While set in the modern day, this book LOVES pulp (and Lovecraft, for that matter) and makes a bunch of oblique and not so oblique references to it throughout. It’s a breezy, very fast read for an adult, but an adult will be entertained precisely because of those references. It’s like a fast mad dash through a landscape littered with mines that explode with geek-love every now and again.

To summarize the plot would be to tell the story of the whole book, so I’m going to leave that out of this. It’s a fun family romp, has good life lessons for kids, and features a boy child and a girl child who both compete with each other and value each other…And if you’re looking to get your kids primed with some excitement about high-pulp adventure…I think Doc Wilde would be a handy tool for giving that to ’em…

There’s a bit more, which can be found here.

It’s A Hard Knock Life (for Kev and Alice)

Now here’s something you really need to see.

A blog by Robin Burkinshaw relates the poignant ongoing tale of a homeless father and daughter trying to survive in a harsh world. But the harsh world in which they live is inside a computer, and the pair exist only in that virtual realm:

This is an experiment in playing a homeless family in The Sims 3. I created two Sims, moved them in to a place made to look like an abandoned park, removed all of their remaining money, and then attempted to help them survive without taking any job promotions or easy cash routes…

I have attempted to tell my experiences with the minimum of embellishment. Everything I describe in here is something that happened in the game. What’s more, a surprising amount of the interesting things in this story were generated by just letting go and watching the Sims’ free will and personality traits take over.
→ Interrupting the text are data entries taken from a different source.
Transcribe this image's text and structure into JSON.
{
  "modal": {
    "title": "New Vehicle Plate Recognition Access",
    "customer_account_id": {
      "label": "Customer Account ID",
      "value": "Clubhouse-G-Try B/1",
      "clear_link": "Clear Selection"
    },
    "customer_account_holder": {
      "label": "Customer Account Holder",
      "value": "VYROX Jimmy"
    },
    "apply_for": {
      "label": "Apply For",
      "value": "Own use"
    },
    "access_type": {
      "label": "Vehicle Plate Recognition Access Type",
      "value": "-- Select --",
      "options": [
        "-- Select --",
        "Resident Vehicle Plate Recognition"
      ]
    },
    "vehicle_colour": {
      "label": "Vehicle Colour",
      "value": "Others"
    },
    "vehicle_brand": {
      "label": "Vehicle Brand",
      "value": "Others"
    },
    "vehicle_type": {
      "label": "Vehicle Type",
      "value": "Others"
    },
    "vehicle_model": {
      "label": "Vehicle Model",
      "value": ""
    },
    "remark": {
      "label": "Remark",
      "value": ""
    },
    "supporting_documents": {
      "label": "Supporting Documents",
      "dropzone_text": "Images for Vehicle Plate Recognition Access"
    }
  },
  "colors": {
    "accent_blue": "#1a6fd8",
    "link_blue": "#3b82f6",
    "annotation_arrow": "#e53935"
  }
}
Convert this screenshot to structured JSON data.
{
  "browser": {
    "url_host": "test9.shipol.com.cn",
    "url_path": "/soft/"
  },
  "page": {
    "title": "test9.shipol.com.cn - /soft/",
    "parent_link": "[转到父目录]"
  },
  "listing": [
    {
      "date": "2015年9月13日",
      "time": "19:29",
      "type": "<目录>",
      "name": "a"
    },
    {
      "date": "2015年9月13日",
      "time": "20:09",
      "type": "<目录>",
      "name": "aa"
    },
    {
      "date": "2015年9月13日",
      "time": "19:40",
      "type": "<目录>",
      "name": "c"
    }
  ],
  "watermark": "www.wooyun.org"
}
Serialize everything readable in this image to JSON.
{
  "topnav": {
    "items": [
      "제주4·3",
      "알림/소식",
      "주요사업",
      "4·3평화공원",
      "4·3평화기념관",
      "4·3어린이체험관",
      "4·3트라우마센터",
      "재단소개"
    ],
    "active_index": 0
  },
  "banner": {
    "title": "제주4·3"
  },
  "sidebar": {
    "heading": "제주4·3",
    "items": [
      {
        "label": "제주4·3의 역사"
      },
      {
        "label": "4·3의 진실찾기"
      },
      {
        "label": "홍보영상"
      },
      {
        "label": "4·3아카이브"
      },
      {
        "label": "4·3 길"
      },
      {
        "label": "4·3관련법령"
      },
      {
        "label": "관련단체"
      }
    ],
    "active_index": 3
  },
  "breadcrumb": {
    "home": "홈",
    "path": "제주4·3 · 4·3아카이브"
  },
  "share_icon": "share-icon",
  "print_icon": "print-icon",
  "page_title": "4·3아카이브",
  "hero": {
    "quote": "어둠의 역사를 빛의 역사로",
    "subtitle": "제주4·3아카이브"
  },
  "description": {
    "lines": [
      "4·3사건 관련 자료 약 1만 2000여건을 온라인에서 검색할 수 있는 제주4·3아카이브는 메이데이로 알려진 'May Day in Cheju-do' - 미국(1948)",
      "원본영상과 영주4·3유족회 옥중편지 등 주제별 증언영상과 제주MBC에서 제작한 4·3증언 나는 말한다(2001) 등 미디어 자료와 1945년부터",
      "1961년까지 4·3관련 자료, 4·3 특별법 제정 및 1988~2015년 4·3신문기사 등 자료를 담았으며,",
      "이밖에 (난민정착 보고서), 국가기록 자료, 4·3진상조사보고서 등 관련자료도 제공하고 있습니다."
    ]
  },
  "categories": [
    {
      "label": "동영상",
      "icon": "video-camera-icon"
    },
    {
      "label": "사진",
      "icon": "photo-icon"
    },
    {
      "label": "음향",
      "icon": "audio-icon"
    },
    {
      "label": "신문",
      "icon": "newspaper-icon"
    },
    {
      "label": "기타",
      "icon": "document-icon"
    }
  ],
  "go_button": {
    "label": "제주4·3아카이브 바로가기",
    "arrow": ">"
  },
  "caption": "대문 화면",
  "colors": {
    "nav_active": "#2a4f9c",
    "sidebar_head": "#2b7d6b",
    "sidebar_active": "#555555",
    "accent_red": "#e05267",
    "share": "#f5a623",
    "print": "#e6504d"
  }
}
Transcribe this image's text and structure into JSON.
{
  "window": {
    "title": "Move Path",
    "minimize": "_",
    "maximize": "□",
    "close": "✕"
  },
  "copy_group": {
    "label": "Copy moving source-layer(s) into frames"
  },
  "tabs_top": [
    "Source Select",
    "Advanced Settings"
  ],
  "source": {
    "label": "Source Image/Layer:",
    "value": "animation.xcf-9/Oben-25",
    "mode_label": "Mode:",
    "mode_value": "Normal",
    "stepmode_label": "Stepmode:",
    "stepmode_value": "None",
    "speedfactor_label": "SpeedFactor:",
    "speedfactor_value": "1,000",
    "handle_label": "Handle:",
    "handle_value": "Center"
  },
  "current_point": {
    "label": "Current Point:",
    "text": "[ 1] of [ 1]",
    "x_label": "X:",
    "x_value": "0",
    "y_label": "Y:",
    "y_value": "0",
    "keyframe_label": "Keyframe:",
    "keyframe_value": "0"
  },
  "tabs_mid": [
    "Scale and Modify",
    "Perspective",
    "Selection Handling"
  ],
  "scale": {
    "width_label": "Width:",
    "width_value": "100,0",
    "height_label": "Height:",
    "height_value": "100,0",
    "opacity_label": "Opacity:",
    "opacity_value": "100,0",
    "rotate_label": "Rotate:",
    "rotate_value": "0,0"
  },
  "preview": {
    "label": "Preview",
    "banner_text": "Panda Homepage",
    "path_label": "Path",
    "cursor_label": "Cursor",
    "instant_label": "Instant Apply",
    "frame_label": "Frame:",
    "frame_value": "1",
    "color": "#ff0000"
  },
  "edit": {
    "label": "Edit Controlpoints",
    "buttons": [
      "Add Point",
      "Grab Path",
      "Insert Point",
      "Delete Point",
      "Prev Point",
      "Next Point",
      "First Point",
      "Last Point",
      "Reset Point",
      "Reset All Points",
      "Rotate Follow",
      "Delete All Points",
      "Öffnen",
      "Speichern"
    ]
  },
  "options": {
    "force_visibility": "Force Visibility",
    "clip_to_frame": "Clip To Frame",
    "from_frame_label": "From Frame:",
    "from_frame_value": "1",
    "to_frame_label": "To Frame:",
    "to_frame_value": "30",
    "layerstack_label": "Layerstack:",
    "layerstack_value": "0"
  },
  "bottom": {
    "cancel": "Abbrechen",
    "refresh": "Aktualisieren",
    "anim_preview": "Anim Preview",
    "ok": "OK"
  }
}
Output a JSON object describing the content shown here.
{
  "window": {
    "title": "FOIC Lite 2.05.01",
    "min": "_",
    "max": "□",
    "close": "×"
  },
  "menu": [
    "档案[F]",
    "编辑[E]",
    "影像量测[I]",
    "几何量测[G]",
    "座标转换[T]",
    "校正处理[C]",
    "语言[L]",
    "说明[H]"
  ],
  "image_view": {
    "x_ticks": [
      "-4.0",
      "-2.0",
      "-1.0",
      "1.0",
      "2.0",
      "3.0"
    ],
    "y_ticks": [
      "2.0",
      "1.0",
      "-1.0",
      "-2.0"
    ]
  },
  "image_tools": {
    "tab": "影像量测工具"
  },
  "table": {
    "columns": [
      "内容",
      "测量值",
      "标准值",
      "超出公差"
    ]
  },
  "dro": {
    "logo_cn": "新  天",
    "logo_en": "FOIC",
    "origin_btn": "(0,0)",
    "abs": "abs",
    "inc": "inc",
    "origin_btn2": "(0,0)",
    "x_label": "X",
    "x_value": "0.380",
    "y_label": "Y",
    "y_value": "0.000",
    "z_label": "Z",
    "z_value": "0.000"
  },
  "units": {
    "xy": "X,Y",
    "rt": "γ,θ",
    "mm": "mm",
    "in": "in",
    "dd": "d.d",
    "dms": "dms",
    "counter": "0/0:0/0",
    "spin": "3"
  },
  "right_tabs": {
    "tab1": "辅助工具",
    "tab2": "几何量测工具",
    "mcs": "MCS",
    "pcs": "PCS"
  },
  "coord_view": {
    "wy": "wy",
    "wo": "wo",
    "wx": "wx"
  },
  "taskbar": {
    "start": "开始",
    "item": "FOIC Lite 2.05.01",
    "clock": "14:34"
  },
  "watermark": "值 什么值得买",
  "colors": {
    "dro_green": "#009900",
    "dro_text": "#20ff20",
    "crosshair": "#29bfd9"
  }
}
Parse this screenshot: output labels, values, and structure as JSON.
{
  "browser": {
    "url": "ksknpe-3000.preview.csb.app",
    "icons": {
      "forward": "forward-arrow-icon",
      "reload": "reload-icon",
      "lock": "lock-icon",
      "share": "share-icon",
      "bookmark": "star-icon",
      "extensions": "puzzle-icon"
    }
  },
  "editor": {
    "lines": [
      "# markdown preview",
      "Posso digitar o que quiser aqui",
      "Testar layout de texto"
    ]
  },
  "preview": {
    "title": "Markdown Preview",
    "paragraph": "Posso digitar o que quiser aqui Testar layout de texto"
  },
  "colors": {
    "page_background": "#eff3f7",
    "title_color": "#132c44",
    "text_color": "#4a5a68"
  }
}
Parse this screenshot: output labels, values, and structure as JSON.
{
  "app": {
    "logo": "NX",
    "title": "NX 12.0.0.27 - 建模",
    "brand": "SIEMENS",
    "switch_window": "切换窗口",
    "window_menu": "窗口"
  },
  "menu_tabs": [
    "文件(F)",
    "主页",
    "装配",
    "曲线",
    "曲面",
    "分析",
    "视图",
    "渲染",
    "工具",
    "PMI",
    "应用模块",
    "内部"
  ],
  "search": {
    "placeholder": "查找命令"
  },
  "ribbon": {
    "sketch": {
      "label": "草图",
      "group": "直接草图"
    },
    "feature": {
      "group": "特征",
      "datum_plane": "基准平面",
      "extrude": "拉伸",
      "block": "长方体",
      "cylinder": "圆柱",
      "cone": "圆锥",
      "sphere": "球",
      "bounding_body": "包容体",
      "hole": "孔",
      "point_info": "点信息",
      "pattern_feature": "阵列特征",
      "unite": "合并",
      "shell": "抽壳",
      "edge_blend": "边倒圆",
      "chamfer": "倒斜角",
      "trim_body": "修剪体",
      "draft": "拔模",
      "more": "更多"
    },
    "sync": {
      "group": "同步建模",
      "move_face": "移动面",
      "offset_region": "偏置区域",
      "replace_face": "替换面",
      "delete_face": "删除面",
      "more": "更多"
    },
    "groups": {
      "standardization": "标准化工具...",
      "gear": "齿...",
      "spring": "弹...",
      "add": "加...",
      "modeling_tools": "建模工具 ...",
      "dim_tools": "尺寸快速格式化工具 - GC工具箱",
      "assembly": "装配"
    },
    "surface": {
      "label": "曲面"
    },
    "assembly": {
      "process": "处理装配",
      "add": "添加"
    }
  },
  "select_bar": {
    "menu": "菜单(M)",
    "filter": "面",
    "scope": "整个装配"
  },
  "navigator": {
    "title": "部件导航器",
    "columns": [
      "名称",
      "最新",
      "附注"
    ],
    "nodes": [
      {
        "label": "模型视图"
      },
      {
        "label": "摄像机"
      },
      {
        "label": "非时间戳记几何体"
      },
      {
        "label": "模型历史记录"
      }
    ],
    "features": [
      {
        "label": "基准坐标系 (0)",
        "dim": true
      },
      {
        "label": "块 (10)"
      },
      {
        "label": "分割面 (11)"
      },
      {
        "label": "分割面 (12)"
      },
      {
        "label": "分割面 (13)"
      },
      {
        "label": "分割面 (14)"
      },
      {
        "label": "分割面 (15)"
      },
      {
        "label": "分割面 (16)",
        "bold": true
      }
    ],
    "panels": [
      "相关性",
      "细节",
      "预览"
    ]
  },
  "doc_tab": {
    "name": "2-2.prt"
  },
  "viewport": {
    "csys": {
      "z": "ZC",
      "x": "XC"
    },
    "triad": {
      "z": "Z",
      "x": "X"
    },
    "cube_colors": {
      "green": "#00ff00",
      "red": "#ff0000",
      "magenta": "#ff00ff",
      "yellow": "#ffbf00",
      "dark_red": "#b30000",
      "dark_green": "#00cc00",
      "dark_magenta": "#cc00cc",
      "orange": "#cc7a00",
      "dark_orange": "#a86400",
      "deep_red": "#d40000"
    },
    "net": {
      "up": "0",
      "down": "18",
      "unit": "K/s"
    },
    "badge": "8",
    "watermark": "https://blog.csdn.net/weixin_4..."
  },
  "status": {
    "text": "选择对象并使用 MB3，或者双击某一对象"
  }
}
Apparently The Sims has evolved to a point in which the artificial intelligence and social dynamics systems are damned near organic. The Sims have dreams, goals, and emotions and their behavior is driven by those qualities, resulting in complex relationships and interpersonal drama.

This is Kev and his daughter Alice. They’re living on a couple of park benches, surviving on free meals from work and school, and the occasional bucket of ice cream from a neighbour’s fridge.

When you create a person in The Sims 3, you can give them personality traits that determine their behaviour. Kev is mean-spirited, quick to anger, and inappropriate. He also dislikes children, and he’s insane. He’s basically the worst Dad in the world…

His daughter Alice has a kind heart, but suffers from clumsiness and low self-esteem. With those traits, that Dad, and no money, she’s going to have a hard life.